С берегов Дуная, в ветреные казахские равнины занесет потомка Йожефа Сёльёши – молодого мадьяра, солдата венгерской армии. Он думал, что погибнет под Лембергом, но лишь полвека спустя найдет свой упокой на кладбище у маленькой станции Аккемир…
Вторая дорога, по которой будут брести, запряженные в тележки, волы, приведет в те же края и Соню Каркишко. Она родилась в окраинном поселении Зеленьки, что вскоре сольется и станет частью матери городов русских – холмистого, златоглавого Киева…

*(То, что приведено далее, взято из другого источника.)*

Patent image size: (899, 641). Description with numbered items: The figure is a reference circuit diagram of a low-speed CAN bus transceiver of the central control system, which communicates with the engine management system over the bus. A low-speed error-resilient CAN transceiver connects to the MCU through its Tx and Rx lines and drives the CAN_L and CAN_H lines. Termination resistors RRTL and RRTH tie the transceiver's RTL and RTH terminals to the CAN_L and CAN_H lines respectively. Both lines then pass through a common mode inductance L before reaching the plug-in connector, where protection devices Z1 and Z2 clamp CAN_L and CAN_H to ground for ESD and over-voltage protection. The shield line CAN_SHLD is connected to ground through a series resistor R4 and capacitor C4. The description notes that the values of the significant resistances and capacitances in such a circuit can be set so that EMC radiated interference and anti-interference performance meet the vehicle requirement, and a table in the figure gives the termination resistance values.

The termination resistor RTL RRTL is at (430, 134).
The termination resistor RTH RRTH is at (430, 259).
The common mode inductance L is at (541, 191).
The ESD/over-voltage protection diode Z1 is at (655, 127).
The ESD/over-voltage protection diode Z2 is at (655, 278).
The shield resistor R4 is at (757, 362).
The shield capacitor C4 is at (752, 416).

От малоросского слова «кохане» – «любимая» – происходила их фамилия. Когда-то она звучала как Коханый, потом стала Коханов, пока, наконец, не сократилась до простого, но звучного – Кохан. Семья Феклы и Марка Кохан переселилась из Полтавской губернии в Россию, а уже оттуда – в Казахстан. Там, на берегу реки Илек, среди плодородных земель Отрубного, разделенных посадками вербы на квадраты, они стали батрачить на зажиточных кулаков…
Венец из судеб
Все эти семьи, все эти фамилии – как стежки и узоры на единой, яркой вышиванке жизни. Каждая нитка имеет свой цвет, свой рисунок, свою боль и радость. Рассеянные по степям и окраинам, гонимые войной, нуждой и бедами, идущие разными дорогами, они сойдутся на берегу казахстанской реки Илек – где их судьбы сплетутся в общий венец одной истории.
Виноградовы
Лето шло на убыль. Под Бродами, восточнее Лемберга, на выжженных галицийских полях, у самой границы с Волынью, пахло гарью и чабрецом. Этот запах – горький и теплый – успел ощутить венгерский солдат, прежде чем осколок артиллерийского снаряда пронзил его плечо. Он упал лицом в горячую землю, вдыхая ее, как будто она могла вернуть ему силы. Попробовал подняться, но тело не слушалось.
Двадцатичетырехлетний хонвед, рядовой мадьярской пехоты, лежал на поле сражения – там, где шло крупнейшее наступление русской армии в Первой мировой, то самое, что потом назовут Брусиловским прорывом.
Кровь текла по руке – горячая, липкая. Солдат уже не слышал стрельбы – только жужжание кровожадных мух.
– Hát eljött a véged… – выдохнул он обреченное: «Ну вот и твой конец».
Солнце клонилось к западу, и вместе с ним подкошенной оказалась его жизнь. Вдруг стало даже легко, будто все самое страшное уже случилось. Тишина накрыла поле, и свет померк…
Очнулся он под звон – будто кто-то далеко бил в стеклянный колокол. Сначала подумал, что это смерть, но вместо мрака увидел белый потолок и солнечный луч. За окном шелестели темной листвой каштаны, по краям уже тронутые желтизной. На ветвях медленно раскачивались колючие шары плодов.
Сестры милосердия говорили по-русски – мягко, но чуждо. Раненый солдат глубоко вдохнул – впервые без боли. И в тот момент понял: закончилась не жизнь, а только война. Об этом говорила тишина окраины уездного поселения. Госпиталь Красного Креста находился в Белой Церкви – старинном городе к югу от Киева.
Видимо, заметили, что он пришел в сознание. К кровати подошла медсестра – вся в белом, легкая, как тень, – и заботливо поправила на нем одеяло. Пациент невольно встретился с ее серыми глазами – спокойными и теплыми.
Она улыбнулась по-доброму и провела ладонью по его щеке, заросшей густой, грубой щетиной.
– Хочешь попить? – медсестра поднесла кружку.
– Víz. – он понял, что там – вода.
Вскоре в палату вошел человек в сером кителе – с папкой под мышкой и чернильницей в руке. Он постоял у порога, огляделся и направился к венгру. Бесцеремонно присел на край кровати, щелкнул пером по чернильнице и, ткнув пальцем в больного, спросил:
– Имя?
– Pál Szőlősi… – мадьяр догадался, чего от него хотят. – József fia.
Писарь поднял брови.
– Не понял. Повтори.
Мадьяр указал на тумбочку соседа, на которой стояла тарелка с гроздьями дикого винограда:
– Szőlő… szőlősi.
– А, виноград, значит? Ну, пусть будет Виноградов.
– Pál, – тихо добавил раненый.
– Пал? – переспросил тот. – Пал Палыч, что ли? Значит пишем Павел. Павел Виноградов.
Писарь задумался, глядя в карточку:
– А что значит, как ты там сказал… Йожеффиа? По батьке, поди. Типа Йоська, – пробормотал он. – Значит, Иосиф. Это имя твоего отца?